Аденовирусы являются неувелицированные вирусы, содержащие нуклеокапсид и двухтысяногийлинейный геном ДНК 1,2,3. Аденовирусы могут инфицировать широкий спектр типов клеток, и инфекция не зависит от активного деления клеток-хозяина. После заражения аденовирус вводит свою геномную ДНК в ядро клетки-хозяина, где он остается эпихромосомным и транскрибируется вместе с генами хозяина. Таким образом, минимальный потенциальный риск для вставки мутагенеза или онкогеноврегуляции достигается 4,5,6. Аденовирал геном не реплицируется вместе с геномом хозяина и, таким образом, аденовирусные гены разбавляются в делеющейся популяции клеток. Среди преимуществ аденовирусной трансдукции, есть: i) высокий уровень трансгенного выражения; ii) снижение рисков, связанных с интеграцией вирусной ДНК в геном хозяина, в связи с эписомальным выражением; iii) трансдукция широкого спектра разделительных и неразмещенных типов клеток. Большинство аденовирусов, используемых в биомедицинских исследованиях, не реплицируются, неимеют региона Е1 7,8,9. Для их производства требуется сотовая линия, поставляющей последовательность E1 (например, HEK293). Кроме того, несущественные области для вирусного жизненного цикла (E3) был удален, чтобы позволить вставки трансгена в вирусный геном; другие регионы (E2 и E4) были дополнительно удалены в некоторых аденовирусов, но в этих случаях, снижение урожайности аденовирусного производства и низкое выражение трансгена былизарегистрированы 7.

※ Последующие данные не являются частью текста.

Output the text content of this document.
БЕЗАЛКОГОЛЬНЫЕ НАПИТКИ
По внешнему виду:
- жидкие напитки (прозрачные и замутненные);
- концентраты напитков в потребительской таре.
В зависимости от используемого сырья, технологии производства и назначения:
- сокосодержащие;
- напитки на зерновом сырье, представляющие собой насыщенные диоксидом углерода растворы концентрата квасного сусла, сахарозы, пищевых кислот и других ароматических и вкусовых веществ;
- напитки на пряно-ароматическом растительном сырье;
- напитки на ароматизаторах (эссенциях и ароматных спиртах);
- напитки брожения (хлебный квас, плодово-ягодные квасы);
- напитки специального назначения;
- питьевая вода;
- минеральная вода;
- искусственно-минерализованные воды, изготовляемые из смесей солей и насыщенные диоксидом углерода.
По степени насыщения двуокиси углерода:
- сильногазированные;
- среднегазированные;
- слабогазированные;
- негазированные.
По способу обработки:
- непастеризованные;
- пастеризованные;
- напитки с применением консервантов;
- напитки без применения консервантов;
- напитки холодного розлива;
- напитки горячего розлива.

Здесь мы представляем улучшенный протокол для построения, упаковки и очистки аденовирусов с помощью системы AdEasy. Эти улучшения позволили упаковки аденовируса в более быстрым и экономичным способом по сравнению с оригинальнымметодом,разработанным Бертом Vogelstein2,10, из-за следующих преимуществ: (i) рекомбинации в BJ5183-содержащих pAdEasy-1 химической трансформации бактерий; ii) выбор рекомбинантных клонов ПЦР; iii) трансфекция клеток AD293 с использованием системы трансфекции К2 для аденовирусной упаковки; iv) выпадение аденовирусных частиц из среды культуры после вирусной упаковки и усиления; v) аденовирусная очистка с использованием одношагового хлорида цезия (CsCl) градиентного ультрацентрифугации.

Протокол производства аденовируса с использованием системы AdEasy(рисунок 1)включает следующие шаги:

(1) Рекомбинация pAdTrack-GFP с pAdEasy-1 в bj5183 бактерий
(2) Упаковка аденовирусных частиц
(3) Усиление аденовируса
(4) Очистка аденовирусных частиц из лисата клеток и среды культуры
(5) Аденовирусная титровая.

Figure 1
Рисунок 1: Технология производства аденовируса. Основными шагами аденовирусной технологии являются: (1) Рекомбинация pAdTrack-GFP с плазмидой pAdEasy-1 в бактериях BJ5183. Выбранные рекомбинированные плазмиды усиливаются в dh5'бактериями, а затем очищаются; (2) Упаковка аденовирусных частиц в клетках AD293, которые производят белки адено-Е1; (3) Усиление аденовируса в клетках AD293; (4) Очистка аденовирусных частиц из лисата клетки и среды культуры путем ультрацентрифугации на градиенте плотности CsCl; (5) Титровая аденовируса и функциональное тестирование. Пожалуйста, нажмите здесь, чтобы просмотреть большую версию этой цифры.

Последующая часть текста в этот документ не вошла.